Although private creditors have no access to your tax refund, government creditors do. If you failed to pay back taxes to the Internal Revenue Service (IRS) or defaulted on past federal student loans, the government will offset any tax refund money you were scheduled to receive and apply it to your outstanding debt. Unlike private creditors, the federal government can garnish all forms of income you receive without the benefit of a court judgment against you.
When a private creditor seeks a garnishment order, it must garnish your wages during the period of time that its court judgment is legally valid. Once the judgment expires, it is no longer enforceable and garnishment must cease. If you have an unpaid tax debt, the IRS has a total of 10 years from the date the tax was assessed to collect your debt through garnishment. Federal student loan debts, however, have no statute of limitations and you will face a tax refund offset for your unpaid student loan debts until you satisfy the full balance you owe.

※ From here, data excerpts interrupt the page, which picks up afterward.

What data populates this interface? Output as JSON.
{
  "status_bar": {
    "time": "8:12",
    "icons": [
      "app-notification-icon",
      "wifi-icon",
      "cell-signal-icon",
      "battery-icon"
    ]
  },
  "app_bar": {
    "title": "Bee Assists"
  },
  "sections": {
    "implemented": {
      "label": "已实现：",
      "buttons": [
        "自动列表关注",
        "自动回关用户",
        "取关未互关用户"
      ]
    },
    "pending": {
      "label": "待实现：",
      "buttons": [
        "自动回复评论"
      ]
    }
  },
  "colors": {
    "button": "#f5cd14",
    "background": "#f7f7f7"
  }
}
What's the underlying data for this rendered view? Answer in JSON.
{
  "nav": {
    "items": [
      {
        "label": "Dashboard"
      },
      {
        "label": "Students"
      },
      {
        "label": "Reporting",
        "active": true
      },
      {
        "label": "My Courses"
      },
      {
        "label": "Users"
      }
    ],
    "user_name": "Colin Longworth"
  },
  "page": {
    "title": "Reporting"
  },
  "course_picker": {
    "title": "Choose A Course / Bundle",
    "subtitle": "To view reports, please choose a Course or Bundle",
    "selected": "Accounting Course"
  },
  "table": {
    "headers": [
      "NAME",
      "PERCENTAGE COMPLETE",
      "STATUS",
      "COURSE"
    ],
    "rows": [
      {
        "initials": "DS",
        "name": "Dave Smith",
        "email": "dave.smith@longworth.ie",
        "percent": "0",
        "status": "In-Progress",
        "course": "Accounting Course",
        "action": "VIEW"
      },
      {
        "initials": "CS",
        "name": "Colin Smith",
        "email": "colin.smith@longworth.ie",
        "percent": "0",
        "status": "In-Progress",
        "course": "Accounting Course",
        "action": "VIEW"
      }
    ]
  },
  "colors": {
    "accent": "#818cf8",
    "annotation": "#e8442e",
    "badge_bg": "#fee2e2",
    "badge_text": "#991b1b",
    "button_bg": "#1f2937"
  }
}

If you are facing a severe financial hardship or you feel your tax refund is being garnished in error, you can contest the tax offset as soon as you receive notification that the government intends to withhold your federal refund money. You must provide the IRS with extensive documentation to prove your case and, if you succeed, the garnishment will either not take place or the government will refund the garnished funds. You have 60 days after receiving notification of the garnishment to officially contest it.
Bill collectors who lack the legal authority to garnish your tax refunds cannot attempt to frighten you into making a payment by threatening to do so. Threatening consumers with actions that a debt collection agency does not have the legal authority to take is a violation of the laws set forth in the Fair Debt Collection Practices Act. You have the right to file a lawsuit against any private collection agency that threatens to withhold your tax refunds unless that collection agency is employed to collect a federal debt.